Nessa madrugada, o país acordou para mais um daqueles rebates de consciência, normalmente motivados por uma tragédia, que o faz encarar que há um país com cidadãos com os mesmos direitos que os outros que não tiveram a sorte de nascer do lado certo da ponte, ou seja, próximo do litoral. No caso, o choque ainda foi maior porque Castelo de Paiva nem sequer fica muito longe do Porto – da vizinha serra da Freita é possível ver o mar –, mas era um concelho servido por uma péssima rede viária.

Hoje, felizmente, o país não é o mesmo. Desde logo, já se chega mais depressa ao local, mesmo que os 8,8 quilómetros que faltam para ligar devidamente a nova ponte à A4 ainda estejam à espera dos dinheiros da “bazuca” europeia. Hoje, o país tem mais estradas e a Infra-estruturas de Portugal garante que 90% das obras estão em estado de conservação razoável ou bom e em 2021 está previsto um investimento de 35 milhões nesta área.

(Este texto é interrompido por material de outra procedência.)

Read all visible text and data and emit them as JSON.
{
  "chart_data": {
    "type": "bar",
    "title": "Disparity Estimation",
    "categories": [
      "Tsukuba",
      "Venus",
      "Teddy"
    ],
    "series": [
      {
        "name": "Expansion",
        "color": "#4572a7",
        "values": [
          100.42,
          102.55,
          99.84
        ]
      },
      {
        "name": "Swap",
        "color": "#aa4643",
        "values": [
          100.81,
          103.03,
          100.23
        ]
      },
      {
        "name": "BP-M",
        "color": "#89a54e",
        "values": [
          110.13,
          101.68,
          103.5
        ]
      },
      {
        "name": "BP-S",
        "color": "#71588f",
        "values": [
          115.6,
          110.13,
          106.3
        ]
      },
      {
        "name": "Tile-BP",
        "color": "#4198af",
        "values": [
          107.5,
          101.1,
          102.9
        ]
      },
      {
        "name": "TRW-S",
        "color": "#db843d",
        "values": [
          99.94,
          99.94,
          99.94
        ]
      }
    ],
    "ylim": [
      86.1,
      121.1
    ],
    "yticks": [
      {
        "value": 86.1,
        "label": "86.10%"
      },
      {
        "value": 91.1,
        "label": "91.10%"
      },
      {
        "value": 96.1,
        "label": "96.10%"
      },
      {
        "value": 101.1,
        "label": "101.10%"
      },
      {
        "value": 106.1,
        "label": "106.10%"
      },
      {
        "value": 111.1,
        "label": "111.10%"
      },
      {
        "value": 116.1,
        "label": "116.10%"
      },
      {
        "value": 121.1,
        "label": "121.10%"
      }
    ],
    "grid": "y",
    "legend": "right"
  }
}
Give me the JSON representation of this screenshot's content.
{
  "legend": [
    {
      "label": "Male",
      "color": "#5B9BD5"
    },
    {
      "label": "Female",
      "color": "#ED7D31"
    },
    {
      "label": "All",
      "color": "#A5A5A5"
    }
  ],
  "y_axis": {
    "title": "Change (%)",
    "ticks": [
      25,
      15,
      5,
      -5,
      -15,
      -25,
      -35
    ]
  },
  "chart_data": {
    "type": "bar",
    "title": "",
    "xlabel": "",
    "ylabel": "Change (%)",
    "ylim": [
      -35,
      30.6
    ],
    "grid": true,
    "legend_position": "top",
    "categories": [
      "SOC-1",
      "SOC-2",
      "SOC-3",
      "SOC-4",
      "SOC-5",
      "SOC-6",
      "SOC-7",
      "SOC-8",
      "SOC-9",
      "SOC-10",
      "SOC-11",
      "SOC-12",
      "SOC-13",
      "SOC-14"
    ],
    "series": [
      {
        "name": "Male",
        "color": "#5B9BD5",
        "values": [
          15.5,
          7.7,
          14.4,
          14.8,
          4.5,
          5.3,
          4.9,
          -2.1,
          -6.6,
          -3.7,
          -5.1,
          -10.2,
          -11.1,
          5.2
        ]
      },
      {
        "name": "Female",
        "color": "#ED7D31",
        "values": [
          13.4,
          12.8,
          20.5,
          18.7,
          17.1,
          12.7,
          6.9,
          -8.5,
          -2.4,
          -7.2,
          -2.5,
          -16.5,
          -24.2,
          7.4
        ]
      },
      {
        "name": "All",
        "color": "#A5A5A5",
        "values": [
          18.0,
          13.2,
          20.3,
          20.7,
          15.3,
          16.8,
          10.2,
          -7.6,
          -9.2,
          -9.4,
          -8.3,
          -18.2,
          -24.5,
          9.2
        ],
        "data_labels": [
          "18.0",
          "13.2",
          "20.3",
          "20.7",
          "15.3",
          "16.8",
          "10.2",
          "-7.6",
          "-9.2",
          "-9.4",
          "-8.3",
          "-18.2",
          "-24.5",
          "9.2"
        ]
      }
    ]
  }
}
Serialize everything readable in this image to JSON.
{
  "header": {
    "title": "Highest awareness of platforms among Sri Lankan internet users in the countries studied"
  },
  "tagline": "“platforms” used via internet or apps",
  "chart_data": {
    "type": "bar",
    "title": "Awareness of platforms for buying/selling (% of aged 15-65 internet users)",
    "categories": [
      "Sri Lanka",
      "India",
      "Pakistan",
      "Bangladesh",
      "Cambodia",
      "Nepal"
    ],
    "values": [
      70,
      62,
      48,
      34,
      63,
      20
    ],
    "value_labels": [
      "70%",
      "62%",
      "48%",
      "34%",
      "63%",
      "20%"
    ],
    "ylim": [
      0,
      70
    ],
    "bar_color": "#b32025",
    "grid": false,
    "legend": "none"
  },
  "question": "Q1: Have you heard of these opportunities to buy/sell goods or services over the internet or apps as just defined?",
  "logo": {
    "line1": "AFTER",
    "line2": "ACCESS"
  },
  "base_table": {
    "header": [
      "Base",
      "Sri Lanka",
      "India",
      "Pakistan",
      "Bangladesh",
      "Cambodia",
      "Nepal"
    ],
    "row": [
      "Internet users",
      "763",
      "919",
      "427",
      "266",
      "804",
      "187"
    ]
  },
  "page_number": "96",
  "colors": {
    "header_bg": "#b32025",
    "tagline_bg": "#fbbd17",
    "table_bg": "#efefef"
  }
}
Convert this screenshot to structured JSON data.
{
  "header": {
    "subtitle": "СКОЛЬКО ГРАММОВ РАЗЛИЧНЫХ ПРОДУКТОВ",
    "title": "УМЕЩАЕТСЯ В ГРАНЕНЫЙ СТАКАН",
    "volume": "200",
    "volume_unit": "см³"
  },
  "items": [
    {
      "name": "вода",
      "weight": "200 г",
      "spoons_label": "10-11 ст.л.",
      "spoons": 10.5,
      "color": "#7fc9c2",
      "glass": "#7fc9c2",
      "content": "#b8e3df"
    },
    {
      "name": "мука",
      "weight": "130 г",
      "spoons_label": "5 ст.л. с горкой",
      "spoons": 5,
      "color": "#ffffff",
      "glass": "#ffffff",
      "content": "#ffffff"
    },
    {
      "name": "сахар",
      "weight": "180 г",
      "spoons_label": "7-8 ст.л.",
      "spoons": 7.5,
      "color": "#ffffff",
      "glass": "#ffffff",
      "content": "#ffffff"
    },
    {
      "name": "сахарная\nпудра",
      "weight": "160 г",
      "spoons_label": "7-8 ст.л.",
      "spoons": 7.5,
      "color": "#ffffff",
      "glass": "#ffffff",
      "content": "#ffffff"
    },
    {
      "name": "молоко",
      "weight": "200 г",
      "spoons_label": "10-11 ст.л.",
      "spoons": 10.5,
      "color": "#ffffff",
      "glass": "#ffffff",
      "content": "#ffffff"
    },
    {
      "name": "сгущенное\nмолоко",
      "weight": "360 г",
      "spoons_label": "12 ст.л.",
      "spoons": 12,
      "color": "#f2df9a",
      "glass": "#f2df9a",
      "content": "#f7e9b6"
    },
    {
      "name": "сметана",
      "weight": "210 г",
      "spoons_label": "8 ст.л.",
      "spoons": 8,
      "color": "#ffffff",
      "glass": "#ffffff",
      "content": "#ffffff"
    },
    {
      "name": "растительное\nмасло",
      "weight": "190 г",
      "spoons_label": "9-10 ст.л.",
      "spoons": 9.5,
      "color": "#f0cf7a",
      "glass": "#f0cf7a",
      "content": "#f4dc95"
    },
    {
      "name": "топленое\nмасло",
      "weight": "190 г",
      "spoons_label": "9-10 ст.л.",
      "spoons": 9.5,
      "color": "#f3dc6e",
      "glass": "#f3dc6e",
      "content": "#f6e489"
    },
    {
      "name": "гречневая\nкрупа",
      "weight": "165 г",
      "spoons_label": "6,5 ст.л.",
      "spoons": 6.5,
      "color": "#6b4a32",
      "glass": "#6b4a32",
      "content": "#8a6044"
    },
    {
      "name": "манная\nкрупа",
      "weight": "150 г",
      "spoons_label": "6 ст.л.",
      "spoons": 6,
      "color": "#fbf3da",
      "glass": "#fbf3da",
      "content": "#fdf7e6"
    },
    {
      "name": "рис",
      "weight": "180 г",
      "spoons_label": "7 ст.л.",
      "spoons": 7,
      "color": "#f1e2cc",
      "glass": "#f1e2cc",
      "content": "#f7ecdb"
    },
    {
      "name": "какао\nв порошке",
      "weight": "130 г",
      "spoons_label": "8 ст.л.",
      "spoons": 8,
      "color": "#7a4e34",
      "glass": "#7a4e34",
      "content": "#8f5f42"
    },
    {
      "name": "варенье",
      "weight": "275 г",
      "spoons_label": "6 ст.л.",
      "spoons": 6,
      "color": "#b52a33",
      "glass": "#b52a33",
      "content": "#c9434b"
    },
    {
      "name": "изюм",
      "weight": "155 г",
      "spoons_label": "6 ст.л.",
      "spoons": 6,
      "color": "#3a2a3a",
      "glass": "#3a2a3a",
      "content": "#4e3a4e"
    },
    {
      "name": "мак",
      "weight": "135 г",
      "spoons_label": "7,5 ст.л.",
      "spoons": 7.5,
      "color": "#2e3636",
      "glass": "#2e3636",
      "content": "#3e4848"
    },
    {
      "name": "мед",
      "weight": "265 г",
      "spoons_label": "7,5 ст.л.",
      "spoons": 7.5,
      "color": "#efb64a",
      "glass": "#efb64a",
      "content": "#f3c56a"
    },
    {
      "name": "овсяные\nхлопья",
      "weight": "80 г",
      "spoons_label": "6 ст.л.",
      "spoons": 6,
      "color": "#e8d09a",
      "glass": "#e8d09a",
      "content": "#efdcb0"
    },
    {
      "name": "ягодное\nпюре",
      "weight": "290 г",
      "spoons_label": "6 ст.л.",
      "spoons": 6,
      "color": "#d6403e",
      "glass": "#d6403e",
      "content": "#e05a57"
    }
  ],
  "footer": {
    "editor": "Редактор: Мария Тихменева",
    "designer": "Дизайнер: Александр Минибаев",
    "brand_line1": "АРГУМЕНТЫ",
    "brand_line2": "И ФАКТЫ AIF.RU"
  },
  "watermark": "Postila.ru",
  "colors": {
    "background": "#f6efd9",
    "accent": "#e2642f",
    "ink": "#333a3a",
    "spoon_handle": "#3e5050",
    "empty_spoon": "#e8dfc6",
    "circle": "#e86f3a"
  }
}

As cenas de socorro a que o país assistiu atónito, com corporações de bombeiros a acorrerem cheias de voluntarismo, mas com a Marinha a tomar conta das operações, também dificilmente são repetíveis. Hoje a Protecção Civil tem uma organização estruturada que permite pensar que uma tragédia semelhante teria uma resposta bem diferente.

Os mais de 80 milhões de euros investidos na sequência da tragédia também ajudaram Castelo de Paiva a levantar a cabeça, mas são curtos para inverter a tragédia silenciosa que muitos “Castelos de Paiva” sofrem num país demasiado desequilibrado entre o litoral e o resto. Em 20 anos, o concelho não conseguiu estancar a sangria e perdeu 10% da sua população, numa tendência que parece inexorável.

Ninguém pode apagar a tragédia de há 20 anos, como ninguém poderá devolver a Paulina os nove familiares que perdeu naquela noite fria. Mas é bom constatar que o país aprendeu alguma coisa, mesmo que seja quase sempre demasiado tarde para quem ainda continua do lado errado da ponte.